Subsoil Conditions General The tunnel is constructed within a deltaic plain formed at the confluence of the Neebing, McIntyre, and Kaministikwia Rivers in the City of Thunder Bay, Ontario (Fig. 1). Although arrays 1 and 2 are about 1.25 km apart, the stratigraphy is very similar. Postglacial fluvial deposits of sand and silty sand are underlain by late glacial lacustrine deposits of layered and varved clays that extend to black shale bedrock of the Gunflint Iron Formation of the late Precambrian age. Site Conditions Array 2 is located in an area of mixed bush with moderately difficult access. The stratigraphy (Fig. 2) consists of about 0.9 m of peat underlain by 7 m of sand and silty sand, then 16.6 m of silty clay to clay extending to bedrock.
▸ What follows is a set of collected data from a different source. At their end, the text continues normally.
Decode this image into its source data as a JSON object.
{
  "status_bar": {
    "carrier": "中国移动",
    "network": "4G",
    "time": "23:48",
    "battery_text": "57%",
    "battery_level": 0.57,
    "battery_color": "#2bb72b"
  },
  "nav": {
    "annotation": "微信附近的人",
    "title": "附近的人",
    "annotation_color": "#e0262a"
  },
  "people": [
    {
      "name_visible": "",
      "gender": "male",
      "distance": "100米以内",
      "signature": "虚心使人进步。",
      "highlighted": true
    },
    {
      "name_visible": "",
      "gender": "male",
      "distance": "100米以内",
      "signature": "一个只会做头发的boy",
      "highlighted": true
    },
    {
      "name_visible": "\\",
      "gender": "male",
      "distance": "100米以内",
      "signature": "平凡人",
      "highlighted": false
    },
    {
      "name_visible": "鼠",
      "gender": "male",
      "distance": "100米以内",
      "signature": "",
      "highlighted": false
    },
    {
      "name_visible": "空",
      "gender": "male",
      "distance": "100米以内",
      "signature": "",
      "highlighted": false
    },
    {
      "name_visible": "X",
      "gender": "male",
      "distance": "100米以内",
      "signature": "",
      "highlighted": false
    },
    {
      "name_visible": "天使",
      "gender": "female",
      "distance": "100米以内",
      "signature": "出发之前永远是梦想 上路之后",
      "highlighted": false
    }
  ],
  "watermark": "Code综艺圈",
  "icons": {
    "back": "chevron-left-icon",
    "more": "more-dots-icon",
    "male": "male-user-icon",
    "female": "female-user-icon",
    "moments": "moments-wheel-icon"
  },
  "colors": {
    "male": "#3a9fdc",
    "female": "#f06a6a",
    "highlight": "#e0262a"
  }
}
The depth to the centre line of the tunnel is about 10.5 m. The sand deposit is generally very loose to loose in relative density, wlth standard penetration test N values ranging from 1 to 10 blows. The N values of 20-45 blows (shown in Fig. 2) are not representative of the overall deposit. The grey sand grades to silty sand with depth and occasional clay seams are present. The groundwater table was at a depth of about 1.5 m when the instruments were installed. The upper 5 m of the cohesive deposit consists of grey silty clay. The remainder is made up of alternating grey and reddish brown silty clay to clay layers with occasional layers of silt or fine sand. The shear strength, as indicated by unconfined compression tests, varies from 15 to 32 kPa and, as indicated by Geonor vane tests, varies from 30 to 65 kPa with sensitivities from 5 to 11. The data shown in Fig. 2 were obtained in the course of installing the instru-

ments. Penetration resistance, unconfined compression test samples, and the Geonor test data were obtained from the boreholes for slope indicators A, B, and C, respectively.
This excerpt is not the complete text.